While the spotlight has fallen firmly on the conduct of Ferrari following last weekend’s Spanish Grand Prix at the Circuit de Barcelona-Catalunya, Mercedes may have their own questions to answer in the wake of Lewis Hamilton’s dominant win - his second in a row.
Ferrari were criticised for the dubious legality of their innovative Halo-mounted mirrors in Spain, which have since been banned by the FIA.
The mirrors, which were mounted to the Halo head protection safety feature, were believed to give Ferrari more than the ‘incidental or minimal’ aerodynamic effect allowed by the rules.
However, Mercedes were also spotted contravening regulations designed to stop teams from tricking their opponents into making a pit-stop by faking their own.
With the virtual safety car deployed and Hamilton ahead of Sebastian Vettel, the Mercedes mechanics were seen in their pit, fresh tyres at the ready.
However, only the Ferrari of Vettel pitted, while the Mercedes of Valtteri Bottas (who was assumedly the originally intended recipient of new tyres from Mercedes) declined to pit and instead continued racing.
Such actions are technically against Formula 1 sporting regulations 28.12, which state: "Team personnel are only allowed in the pit lane immediately before they are required to work on a car and must withdraw as soon as the work is complete."
The incursion of the Mercedes team into the pit-lane, new tyres in hand, could be construed as an attempt by the mechanics to manipulate Ferrari into pitting their own man.
That Ferrari have not lodged an official complaint against Mercedes suggests events did not affect their decision making, and regulation 28.12 is not enforced in any case (Mercedes and other teams have repeatedly broken the rule in recent times), so any complaint would likely be futile.

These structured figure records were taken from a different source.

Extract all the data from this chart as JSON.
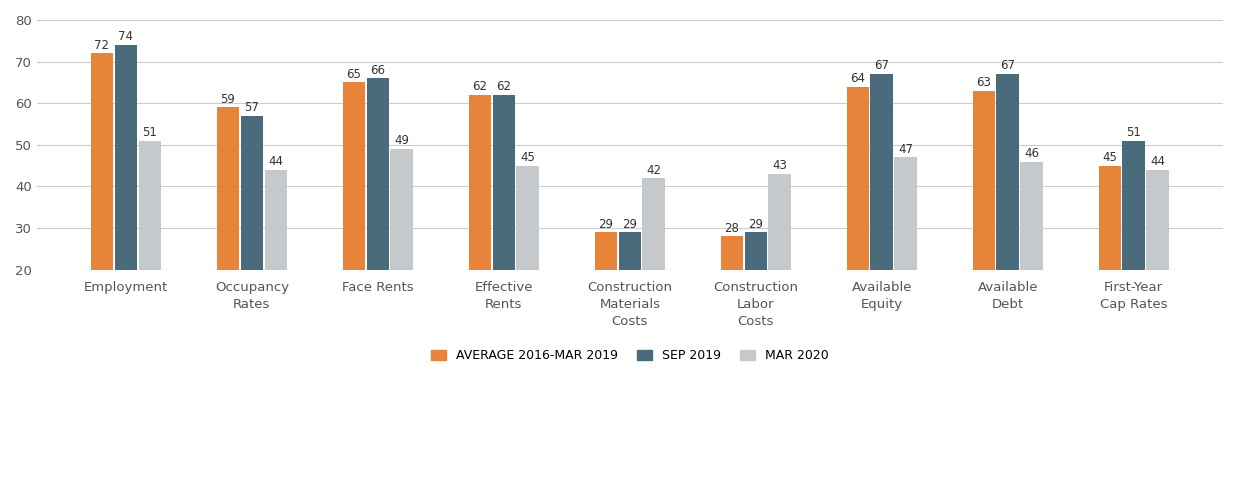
{
  "categories": [
    "Employment",
    "Occupancy\nRates",
    "Face Rents",
    "Effective\nRents",
    "Construction\nMaterials\nCosts",
    "Construction\nLabor\nCosts",
    "Available\nEquity",
    "Available\nDebt",
    "First-Year\nCap Rates"
  ],
  "avg_2016": [
    72,
    59,
    65,
    62,
    29,
    28,
    64,
    63,
    45
  ],
  "sep_2019": [
    74,
    57,
    66,
    62,
    29,
    29,
    67,
    67,
    51
  ],
  "mar_2020": [
    51,
    44,
    49,
    45,
    42,
    43,
    47,
    46,
    44
  ],
  "color_avg": "#E8833A",
  "color_sep": "#4A6B7C",
  "color_mar": "#C5C9CC",
  "ymin": 20,
  "ylim": [
    20,
    80
  ],
  "yticks": [
    20,
    30,
    40,
    50,
    60,
    70,
    80
  ],
  "legend_labels": [
    "AVERAGE 2016-MAR 2019",
    "SEP 2019",
    "MAR 2020"
  ],
  "bar_width": 0.18,
  "bar_gap": 0.19,
  "label_fontsize": 8.5,
  "tick_fontsize": 9.5,
  "legend_fontsize": 9,
  "grid_color": "#CCCCCC"
}
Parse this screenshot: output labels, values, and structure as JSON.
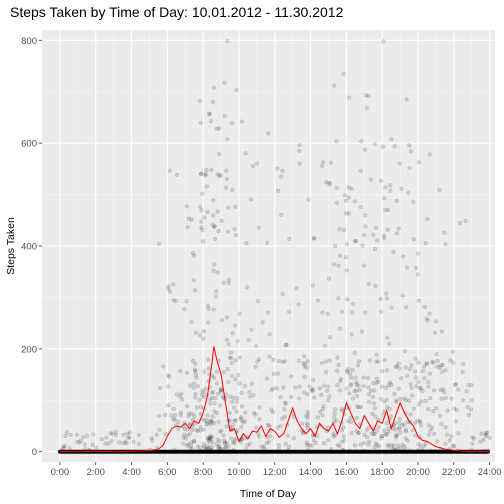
{
  "chart_data": {
    "type": "scatter",
    "title": "Steps Taken by Time of Day: 10.01.2012 - 11.30.2012",
    "xlabel": "Time of Day",
    "ylabel": "Steps Taken",
    "xlim": [
      -1,
      24.3
    ],
    "ylim": [
      -20,
      820
    ],
    "x_ticks": [
      0,
      2,
      4,
      6,
      8,
      10,
      12,
      14,
      16,
      18,
      20,
      22,
      24
    ],
    "x_tick_labels": [
      "0:00",
      "2:00",
      "4:00",
      "6:00",
      "8:00",
      "10:00",
      "12:00",
      "14:00",
      "16:00",
      "18:00",
      "20:00",
      "22:00",
      "24:00"
    ],
    "y_ticks": [
      0,
      200,
      400,
      600,
      800
    ],
    "y_tick_labels": [
      "0",
      "200",
      "400",
      "600",
      "800"
    ],
    "grid": true,
    "background": "#ebebeb",
    "point_color": "#000000",
    "line_color": "#ff0000",
    "mean_line": {
      "x": [
        0,
        1,
        2,
        3,
        4,
        5,
        5.5,
        5.75,
        6,
        6.25,
        6.5,
        6.75,
        7,
        7.25,
        7.5,
        7.75,
        8,
        8.25,
        8.5,
        8.6,
        8.75,
        9,
        9.25,
        9.5,
        9.75,
        10,
        10.25,
        10.5,
        10.75,
        11,
        11.25,
        11.5,
        11.75,
        12,
        12.25,
        12.5,
        12.75,
        13,
        13.25,
        13.5,
        13.75,
        14,
        14.25,
        14.5,
        14.75,
        15,
        15.25,
        15.5,
        15.75,
        16,
        16.25,
        16.5,
        16.75,
        17,
        17.25,
        17.5,
        17.75,
        18,
        18.25,
        18.5,
        18.75,
        19,
        19.25,
        19.5,
        19.75,
        20,
        20.25,
        20.5,
        20.75,
        21,
        21.5,
        22,
        22.5,
        23,
        23.5,
        24
      ],
      "y": [
        1,
        0,
        1,
        0,
        1,
        2,
        5,
        12,
        30,
        45,
        50,
        48,
        55,
        45,
        60,
        55,
        75,
        110,
        175,
        205,
        180,
        150,
        95,
        40,
        45,
        20,
        35,
        25,
        40,
        38,
        50,
        30,
        45,
        40,
        28,
        35,
        60,
        85,
        60,
        45,
        35,
        45,
        30,
        55,
        45,
        40,
        55,
        35,
        60,
        95,
        75,
        55,
        45,
        70,
        55,
        40,
        60,
        55,
        80,
        45,
        70,
        95,
        75,
        60,
        50,
        30,
        22,
        20,
        15,
        10,
        5,
        3,
        1,
        0,
        1,
        0
      ]
    }
  }
}
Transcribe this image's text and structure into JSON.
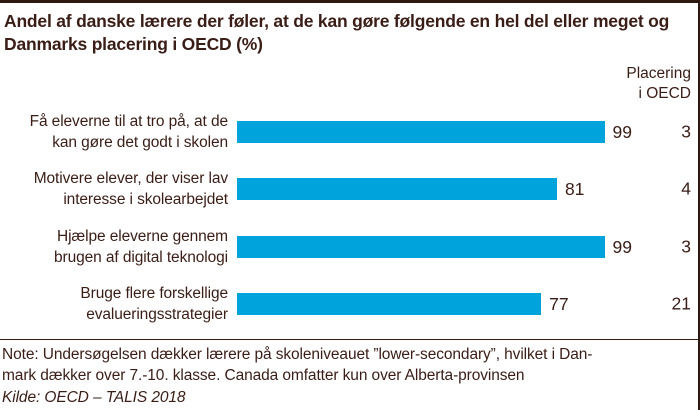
{
  "title": {
    "lines": [
      "Andel af danske lærere der føler, at de kan gøre følgende en hel del eller meget og",
      "Danmarks placering i OECD (%)"
    ]
  },
  "rank_header": {
    "lines": [
      "Placering",
      "i OECD"
    ]
  },
  "chart_data": {
    "type": "bar",
    "orientation": "horizontal",
    "title": "Andel af danske lærere der føler, at de kan gøre følgende en hel del eller meget og Danmarks placering i OECD (%)",
    "categories": [
      "Få eleverne til at tro på, at de kan gøre det godt i skolen",
      "Motivere elever, der viser lav interesse i skolearbejdet",
      "Hjælpe eleverne gennem brugen af digital teknologi",
      "Bruge flere forskellige evalueringsstrategier"
    ],
    "category_lines": [
      [
        "Få eleverne til at tro på, at de",
        "kan gøre det godt i skolen"
      ],
      [
        "Motivere elever, der viser lav",
        "interesse i skolearbejdet"
      ],
      [
        "Hjælpe eleverne gennem",
        "brugen af digital teknologi"
      ],
      [
        "Bruge flere forskellige",
        "evalueringsstrategier"
      ]
    ],
    "values": [
      99,
      81,
      99,
      77
    ],
    "oecd_rank": [
      3,
      4,
      3,
      21
    ],
    "xlim": [
      0,
      100
    ],
    "value_labels_shown": true,
    "rank_column_header": "Placering i OECD",
    "bar_color": "#00a3dc",
    "grid": false,
    "legend": "none"
  },
  "colors": {
    "bar": "#00a3dc",
    "text": "#3a1d16",
    "border": "#2f1810"
  },
  "note": {
    "lines": [
      "Note: Undersøgelsen dækker lærere på skoleniveauet ”lower-secondary”, hvilket i Dan-",
      "mark dækker over 7.-10. klasse. Canada omfatter kun over Alberta-provinsen"
    ],
    "source": "Kilde: OECD – TALIS 2018"
  }
}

With regards to Ferrari's controversial mirrors, the FIA acknowledged that: "The rules currently in force with regard to mirrors are not perfect, and will strive to propose a more complete set of rules in terms of mirror position, mountings, visibility, etc. in the near future, with the aim to get a unanimous support for such changes for 2019."
With the FIA freely admitting that not all of its rules are particularly clear or definitive, teams such as Ferrari and Mercedes will likely continue to push the blurred lines of what is legal in the sport until they are told not to, and it is the job of the FIA to step in when the boundaries have been overstepped, ideally before an advantage has already be obtained.